SLIMANI LEILA

Romancière française née le 3 octobre 1981 à Rabat (Maroc).

Leila Slimani est née d'un père banquier, haut fonctionnaire marocain et d'une mère franco-algérienne, médecin (ORL). 

Elle a passé son bac à Rabat, en 1999, puis a poursuivi ses études à Paris, au lycée Fénelon. Devenue journaliste, elle entre à Jeune Afrique puis s'en retire pour se consacrer à l'écriture romanesque, tout en restant pigiste. 

En 2014, elle publie son premier roman, "Dans le jardin de l'ogre", et, deux ans plus tard, elle décroche le gros lot avec le Goncourt pour "Une chanson douce"  (voir ci-contre). 

Amie et soutien d'Emmanuel Macron, Leila Slimani appartient à l'establishment franco-marocain, situation sociale et financière qui favorise la sérénité chez un écrivain qui peut se consacrer à l'écriture sans penser aux contingences du quotidien. "Une chanson douce" peut être classé dans le genre polar, même si le jury du Goncourt s'y est intéressé. Auparavant, Pierre Lemaître, auteur de polars, avait lui aussi été récompensé par ce prestigieux trophée, même si l'oeuvre distinguée n'avait rien de commun avec le genre.  

Une chanson douce avec... beaucoup d'aigüs !

Le Prix Goncourt de "Chanson douce" a lancé Leila Slimani dans le grand bain de la littérature contemporaine. C'est un des bons millésimes des récents Goncourt, avec Houellebecq, Pierre Lemaître et quelques autres. 
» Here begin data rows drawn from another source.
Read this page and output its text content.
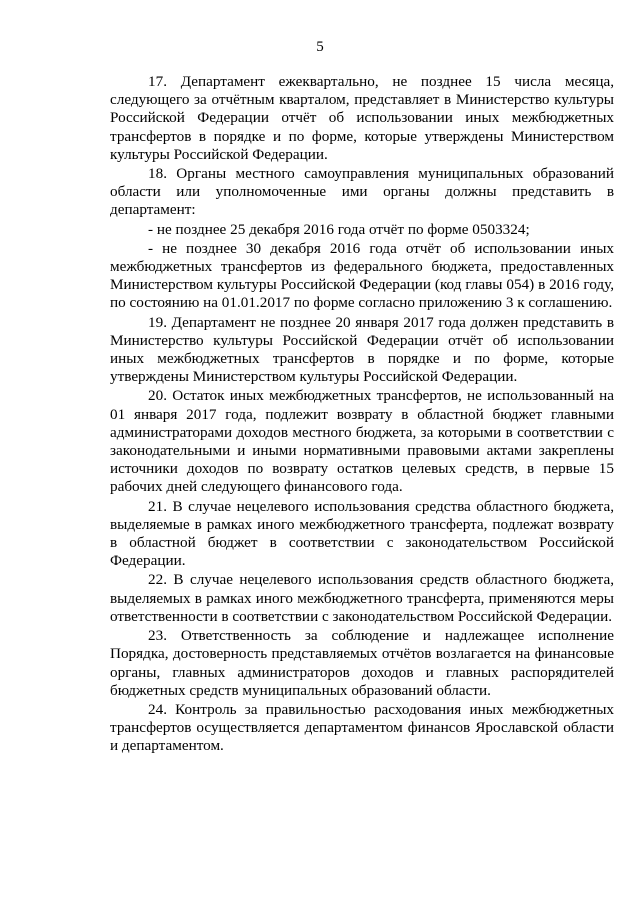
5

17. Департамент ежеквартально, не позднее 15 числа месяца, следующего за отчётным кварталом, представляет в Министерство культуры Российской Федерации отчёт об использовании иных межбюджетных трансфертов в порядке и по форме, которые утверждены Министерством культуры Российской Федерации.

18. Органы местного самоуправления муниципальных образований области или уполномоченные ими органы должны представить в департамент:

- не позднее 25 декабря 2016 года отчёт по форме 0503324;

- не позднее 30 декабря 2016 года отчёт об использовании иных межбюджетных трансфертов из федерального бюджета, предоставленных Министерством культуры Российской Федерации (код главы 054) в 2016 году, по состоянию на 01.01.2017 по форме согласно приложению 3 к соглашению.

19. Департамент не позднее 20 января 2017 года должен представить в Министерство культуры Российской Федерации отчёт об использовании иных межбюджетных трансфертов в порядке и по форме, которые утверждены Министерством культуры Российской Федерации.

20. Остаток иных межбюджетных трансфертов, не использованный на 01 января 2017 года, подлежит возврату в областной бюджет главными администраторами доходов местного бюджета, за которыми в соответствии с законодательными и иными нормативными правовыми актами закреплены источники доходов по возврату остатков целевых средств, в первые 15 рабочих дней следующего финансового года.

21. В случае нецелевого использования средства областного бюджета, выделяемые в рамках иного межбюджетного трансферта, подлежат возврату в областной бюджет в соответствии с законодательством Российской Федерации.

22. В случае нецелевого использования средств областного бюджета, выделяемых в рамках иного межбюджетного трансферта, применяются меры ответственности в соответствии с законодательством Российской Федерации.

23. Ответственность за соблюдение и надлежащее исполнение Порядка, достоверность представляемых отчётов возлагается на финансовые органы, главных администраторов доходов и главных распорядителей бюджетных средств муниципальных образований области.

24. Контроль за правильностью расходования иных межбюджетных трансфертов осуществляется департаментом финансов Ярославской области и департаментом.
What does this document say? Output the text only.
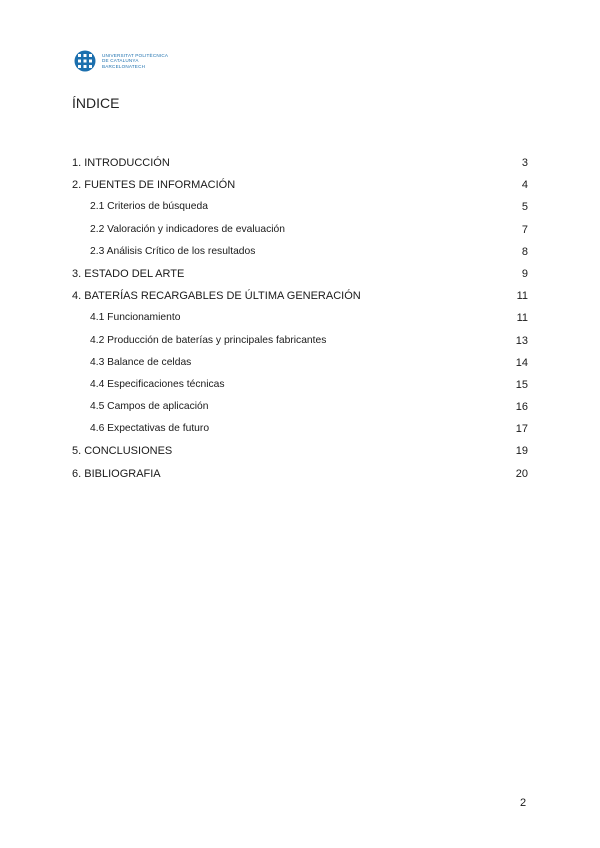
UNIVERSITAT POLITÈCNICA
DE CATALUNYA
BARCELONATECH
ÍNDICE
1. INTRODUCCIÓN	3
2. FUENTES DE INFORMACIÓN	4
2.1 Criterios de búsqueda	5
2.2 Valoración y indicadores de evaluación	7
2.3 Análisis Crítico de los resultados	8
3. ESTADO DEL ARTE	9
4. BATERÍAS RECARGABLES DE ÚLTIMA GENERACIÓN	11
4.1 Funcionamiento	11
4.2 Producción de baterías y principales fabricantes	13
4.3 Balance de celdas	14
4.4 Especificaciones técnicas	15
4.5 Campos de aplicación	16
4.6 Expectativas de futuro	17
5. CONCLUSIONES	19
6. BIBLIOGRAFIA	20
2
"Une chanson douce" raconte l'histoire d'une baby sitter qui a de très gros problèmes psychologiques. Comme tous ces genres de personnages, elle se présente comme une "perle" dans les premières pages du livre. Et puis, peu à peu, sa névrose obsessionnelle apparaît, pour finir par le drame que l'on sait... puisque, dès le début du livre, l'auteure tue le suspense... et les deux enfants, dont la baby sitter a la responsabilité. Et elle ne fait pas dans la dentelle ! 

On l'a compris, tout l'intérêt du livre tourne autour de la personnalité de la baby sitter, ainsi que de la progression graduelle de son obession. Et là, chapeau ! C'est très bien fait. Le dosage est parfait. On commence en rose bonbon et l'on finit par l'horreur, rouge sang ! La prise de conscience des parents, écartelés entre leur vie professionnelle et privée, est aussi très intéressante car elle oscille entre lâcheté et incrédulité. La vérité qu'on ne veut pas voir car elle vous arrange. 

Un roman pas follement réjouissant mais très intéressant./

"Une chanson douce" de Leila Slimani (Gallimard). Ma note :  18/20.